Las Vegas Casinos Seek Road to Recovery After Year-Long Slump

Posted on: March 22, 2021, 03:11h. 

Last updated on: March 23, 2021, 09:52h.

With hotel-casino openings this week and a surge in visitors, Las Vegas has the appearance of a gradual reawakening from its coronavirus-related economic nightmare. 

Virgin Hotels Las Vegas
Palm trees and soft desert hues adorn Virgin Hotels Las Vegas on Paradise Road. The hotel-casino opens on Thursday. (Image: Las Vegas Sun)

Two resorts on the Las Vegas Strip began operating seven days a week again on Monday. Those are Planet Hollywood Resort and The LINQ Hotel + Experience. 

Because of low midweek demand, both were accepting hotel guests only on weekends since the fall. Other resorts that stopped taking midweek reservations also have resumed seven-day operations, including the Palazzo at the Venetian Resort.

Added to this, Virgin Hotels Las Vegas is opening on Thursday at 6 pm in the renovated and rebranded Hard Rock location on Paradise Road, east of the Strip.

On the Strip, the under-construction Resorts World Las Vegas is on a hiring spree to fill 6,000 jobs before its anticipated summer opening.

These developments are giving casino officials hope for a tourism recovery after a year-long slump. The slump included an 11-week shutdown beginning last March. 

Pent-up Demand for Vegas

The opening round of play last weekend in the men’s NCAA basketball tournament is one contributing factor to an increase in visitor volume. The March Madness games are being played in Indiana, but the action traditionally brings crowds to Las Vegas. A recent increase in hotel room rates reflects this historical pattern. 

In addition, Gov. Steve Sisolak (D) last week upped the gambling floor capacity at casinos from 35 percent to 50 percent. 

Sean McBurney of Caesars Entertainment said the increased capacity announcement gives encouragement that “Las Vegas will continue to rebound beyond expectations.” Caesars owns the LINQ and Planet Hollywood.

Also, the nationwide vaccination rollout is giving some travel-leery people a renewed sense of adventure. 

Everything is going in a better direction, and theres a lot of pent-up demand,” gaming consultant Debi Nutton told the Las Vegas Review-Journal.

Circa Resort owner Derek Stevens even recently extended a welcome to spring breakers booted off the Miami area’s crowded beaches over COVID-19 concerns. Circa is the first hotel-casino built from the ground up in downtown Las Vegas in 40 years. It opened last year during the pandemic.

Conventions Vital to Las Vegas

This sense of optimism could be dampened, however, if conventions and international travelers are slow to return, or if the coronavirus and its variants aren’t controlled.
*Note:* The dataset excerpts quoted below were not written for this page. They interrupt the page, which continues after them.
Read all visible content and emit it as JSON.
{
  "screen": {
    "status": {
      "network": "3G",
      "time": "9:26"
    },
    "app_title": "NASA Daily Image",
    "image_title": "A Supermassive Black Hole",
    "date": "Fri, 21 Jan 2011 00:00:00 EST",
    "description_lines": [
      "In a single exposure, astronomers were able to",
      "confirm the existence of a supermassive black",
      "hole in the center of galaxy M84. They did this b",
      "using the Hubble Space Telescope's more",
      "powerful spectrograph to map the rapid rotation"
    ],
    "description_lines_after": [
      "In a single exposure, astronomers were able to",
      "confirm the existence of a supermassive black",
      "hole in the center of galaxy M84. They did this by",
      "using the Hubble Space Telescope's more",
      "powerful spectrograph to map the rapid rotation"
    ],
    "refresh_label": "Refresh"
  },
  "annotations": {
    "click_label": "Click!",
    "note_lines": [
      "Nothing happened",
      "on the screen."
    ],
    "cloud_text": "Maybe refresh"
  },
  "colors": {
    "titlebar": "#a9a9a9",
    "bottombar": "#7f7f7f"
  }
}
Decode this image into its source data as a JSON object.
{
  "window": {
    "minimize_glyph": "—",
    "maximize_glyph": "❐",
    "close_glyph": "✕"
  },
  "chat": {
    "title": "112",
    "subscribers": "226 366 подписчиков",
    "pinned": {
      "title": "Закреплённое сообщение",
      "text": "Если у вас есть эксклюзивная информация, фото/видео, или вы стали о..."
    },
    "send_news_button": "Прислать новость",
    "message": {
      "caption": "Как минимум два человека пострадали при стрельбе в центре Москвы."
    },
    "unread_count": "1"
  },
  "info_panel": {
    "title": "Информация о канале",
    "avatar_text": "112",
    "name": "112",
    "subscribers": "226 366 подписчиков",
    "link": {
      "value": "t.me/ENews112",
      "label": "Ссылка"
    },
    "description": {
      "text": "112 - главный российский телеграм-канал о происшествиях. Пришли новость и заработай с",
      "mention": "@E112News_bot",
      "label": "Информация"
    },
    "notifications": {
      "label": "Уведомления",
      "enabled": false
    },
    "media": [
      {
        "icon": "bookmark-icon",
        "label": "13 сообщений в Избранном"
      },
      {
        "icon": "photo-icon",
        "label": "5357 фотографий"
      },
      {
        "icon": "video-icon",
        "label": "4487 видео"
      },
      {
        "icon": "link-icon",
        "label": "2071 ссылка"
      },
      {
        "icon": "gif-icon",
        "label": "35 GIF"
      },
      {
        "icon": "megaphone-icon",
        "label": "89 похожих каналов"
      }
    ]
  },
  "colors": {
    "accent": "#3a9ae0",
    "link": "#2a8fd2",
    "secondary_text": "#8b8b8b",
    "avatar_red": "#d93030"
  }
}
One major convention, the World of Concrete, is set to take place this summer in Las Vegas.

Conventions that draw large numbers of people are seen as vital in filling up massive hotel towers in the normally slow middle of the week.

When people come for conventions, they often add a day to their trips,” Pam Robinson told the newspaper. She is chairwoman of the Commission on Tourisms recovery subcommittee.

The Wall Street Journal this month noted that gaming no longer is Las Vegas’ main revenue source. Since 1999, hotel-casinos have made more from conventions and from hotels, dining, and entertainment than from gambling.

This economic shift makes Las Vegas “all the more dependent on crowds to fill those venues,” the Wall Street Journal noted.

But Robinson is among those who have hope.

I think people are desperate to get out of their houses and go anywhere,” she said.